24. We are, therefore, of the opinion that introduction of the Banking Companies Act, 1949 in clause (bb) of Section 2 of the ID Act is a case of incorporation by reference; it has become its integral part and therefore, subsequent amendments in the BR Act would not have any effect on the expression Banking Company as defined in the said Section.
25. At this juncture, we may also consider an alternative submission made on behalf of the Bank that even if it is assumed that the provisions of Section 5 of the BR Act were introduced into Section 2(bb) of the ID Act by way of legislative incorporation, two of the exceptions, namely, exceptions (c) and (d), carved out by this Court in State of Madhya Pradesh v. M.V. Narasimhan1 and reiterated in P.C. Agarwalas case (supra), would apply in the instant case. The exceptions so enumerated are :
(a) Where the subsequent Act and the previous Act are supplemental to each other;
(b) Where the two Acts are in pari materia;
(c) Where the amendment in the previous Act, if not imported into the subsequent Act also, would render the subsequent Act wholly unworkable and ineffectual; and
(d) Where the amendment of the previous Act, either expressly or by necessary intendment, applies the said provisions to the subsequent Act.
26. In our view, there is no substance in the contention. The ID Act is a complete and self contained Code in itself and its working is not dependant on the BR Act. It could not also be said that the amendments in the BR Act either expressly or by necessary intendment applied to the ID Act. We, therefore, reject the contention advanced by learned counsel for the appellant on this aspect as well.

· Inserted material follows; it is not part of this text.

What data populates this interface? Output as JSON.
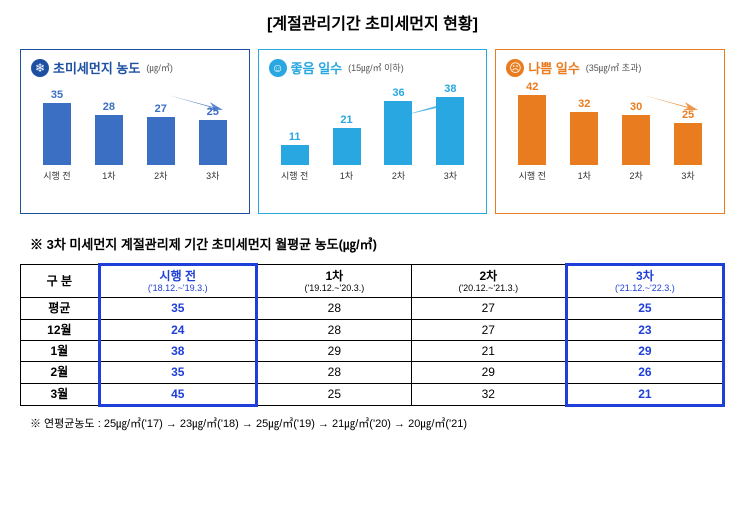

27. Further, as noticed above, the definition of the Banking Company in clause (bb) of Section 2 of the ID Act being exhaustive, it is only with respect to the Banking Company falling within the ambit of the said definition in the ID Act, that the Central Government would be the appropriate government, which admittedly is not the case here.
28. In the light of the analysis we have made of the provision contained in Section 2(bb) of the ID Act, we deem it unnecessary to dilate on the impact of the IDBIC Act on the ID Act.
29. For all these reasons, we have no hesitation in upholding the view taken by the High Court that for the purpose of deciding as to which is the appropriate government, within the meaning of Section 2(a) of the ID Act, the definition of the Banking Company will have to be read as it existed on the date of insertion of Section 2(bb) and so read, the appropriate government in relation to a multi-state co-operative bank, carrying on business in more than one state, would be the State Government.
30. In the result, the appeal fails and is dismissed accordingly. The appellant shall pay the costs of the respondent throughout.